Indonesia saat itu dibagi ke dalam delapan provinsi masing-masing
dikepalai oleh seorang gubernur. Adapun ke delapan provinsi tersebut
adalah Jawa Barat, Jawa Tengah, Jawa Timur, Sumatera, Borneo, Sulawesi,
Sunda Kecil dan Maluku.
Wilayah Irian Barat termasuk dalam lingkungan Provinsi Maluku seperti
halnya pada jaman Nederkands Indie, wilayah ini tergabung dalam
Residentie Molukken. Jadi bagi pemerintah Indonesia, sejak proklamasi 17
Agustus 1945 sudah mencakup wilayah Irian Barat.

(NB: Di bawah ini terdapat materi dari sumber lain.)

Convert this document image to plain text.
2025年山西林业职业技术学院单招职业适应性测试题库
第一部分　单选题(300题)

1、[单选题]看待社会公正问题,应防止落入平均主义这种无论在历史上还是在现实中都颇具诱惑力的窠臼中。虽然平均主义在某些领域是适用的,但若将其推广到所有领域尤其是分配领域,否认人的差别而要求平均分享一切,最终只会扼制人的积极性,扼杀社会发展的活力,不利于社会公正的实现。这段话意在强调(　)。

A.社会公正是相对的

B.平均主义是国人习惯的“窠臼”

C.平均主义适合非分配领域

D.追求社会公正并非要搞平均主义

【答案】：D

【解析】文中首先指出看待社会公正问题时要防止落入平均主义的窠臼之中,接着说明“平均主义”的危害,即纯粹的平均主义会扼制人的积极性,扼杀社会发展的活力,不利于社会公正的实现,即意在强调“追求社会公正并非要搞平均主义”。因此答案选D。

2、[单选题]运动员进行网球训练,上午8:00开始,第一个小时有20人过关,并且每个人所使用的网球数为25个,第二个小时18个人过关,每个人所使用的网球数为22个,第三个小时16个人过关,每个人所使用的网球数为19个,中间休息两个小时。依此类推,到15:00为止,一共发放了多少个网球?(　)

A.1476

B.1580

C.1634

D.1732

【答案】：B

Sebelumnya pada 1824 wilayah Irian Barat dimasukan pula sebagai
bagian dari Keresidenan Ternate, dan dalam 1861 secara resmi atas
persetujuan Sultan Tidore Ternate wilayah Irian Barat dimasukan sebagai
salah satu wilayah jajahan Belanda, Nederlands Indie.
Usai Perang Dunia Kedua, pada 27 Desember 1949 Pemerintah Belanda
mengeluarkan sebuah pernyataan yang memproklamasikan Provinsi Nederlands
Nieuw Guinea. Kebijakan ini dibuat setelah Konfrensi Meja Bundar antara
Belanda dan Indonesia. Keadaan ini memaksakan pemerintah Belanda
mempercepat proses pemerintahan dan pembentukan partai-partai politik di
Nederlands Nieuw Guinea. Pemerintah Belanda juga mengeluarkan sebuah
pernyataan ;
Proklamasi
Bagi penduduk Nieuw Guinea, berdasarkan keputusan –keputusan yang
ditetapkan dalam Konfrensi Meja Bundar. Maka kepada Republik Indonesia
Serikat terjadi penyerahan kedaulatan dengan terkecuali yang disebut
Resindetie Nieuw Guinea.
Sejak hari ini kamu semuanya adalah penduduk Gouvernement Niueuw Guinea, dalam hal ini pemerintahan umum diselenggarakan atas nama Ratu yang kita muliakan.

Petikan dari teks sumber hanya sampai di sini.